Lukashenko targets NGOs
Alexander Lukashenko is the first and only president of the Republic of Belarus, having held that office since the nation became independent with the fall of the Soviet Union.
Sometimes described as the last dictator in Europe, Lukashenko is widely accused of rigging elections to keep himself in power.
It was one of these elections which led to the current crackdown on NGOs and dissenters within Belarus. The 2020 presidential election resulted in an easy victory for Lukashenko.
Accusations of election rigging immediately resurfaced, leading to widespread street protests against the president which received significant international support and attention.
The Belarusian government attacked the protests as foreign interference and claimed that they were being staged in part by NATO.
A number of countries, including the United States, have refused to recognize Lukashenko as the victor in the election and have applied sanctions his regime.
The targeted NGOs are devoted to a variety of causes, including organizations dedicated to women’s and disabled rights, which are not explicitly political.

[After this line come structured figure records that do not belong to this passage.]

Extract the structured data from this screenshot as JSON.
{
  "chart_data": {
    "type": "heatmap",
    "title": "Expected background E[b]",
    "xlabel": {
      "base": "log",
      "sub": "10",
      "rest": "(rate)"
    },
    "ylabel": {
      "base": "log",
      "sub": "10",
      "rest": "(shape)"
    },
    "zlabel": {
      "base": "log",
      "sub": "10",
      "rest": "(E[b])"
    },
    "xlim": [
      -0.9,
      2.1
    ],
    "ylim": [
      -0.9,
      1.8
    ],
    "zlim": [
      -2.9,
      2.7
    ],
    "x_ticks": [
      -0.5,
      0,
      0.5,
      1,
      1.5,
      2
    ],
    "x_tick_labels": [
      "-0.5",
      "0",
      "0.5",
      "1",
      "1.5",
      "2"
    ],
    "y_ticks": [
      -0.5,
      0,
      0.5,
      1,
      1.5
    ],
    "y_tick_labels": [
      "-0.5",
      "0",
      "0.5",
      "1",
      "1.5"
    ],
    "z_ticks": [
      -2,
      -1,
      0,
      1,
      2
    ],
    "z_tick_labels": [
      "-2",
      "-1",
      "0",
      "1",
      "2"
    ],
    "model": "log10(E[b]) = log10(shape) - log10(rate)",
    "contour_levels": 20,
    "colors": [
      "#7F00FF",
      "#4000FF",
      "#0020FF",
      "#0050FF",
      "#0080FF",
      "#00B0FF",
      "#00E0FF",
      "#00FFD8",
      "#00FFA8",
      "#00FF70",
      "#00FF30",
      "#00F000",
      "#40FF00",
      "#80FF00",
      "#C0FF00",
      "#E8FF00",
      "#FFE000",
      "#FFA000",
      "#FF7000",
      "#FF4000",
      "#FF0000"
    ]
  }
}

The Lukashenko government is accusing the dozens of NGOs of engaging in activities which are “different” from what their charters specify as their purposes.
The government has arrested thousands of people in the nationwide crackdown and Lukashenko has shown that he is not afraid to risk an international backlash with his aggressive tactics.
An opposition journalist was arrested in May after his flight was forcibly diverted to Minsk, where Belarusian authorities boarded the plane.
A Belarusian sprinter narrowly escaped being forcibly taken back to Belarus from Tokyo after criticizing coaches at the Olympics. Poland has now granted her asylum.
The campaign against the NGOs is being described by the Lukashenko government as “clean-up” of “bandits and foreign agents.”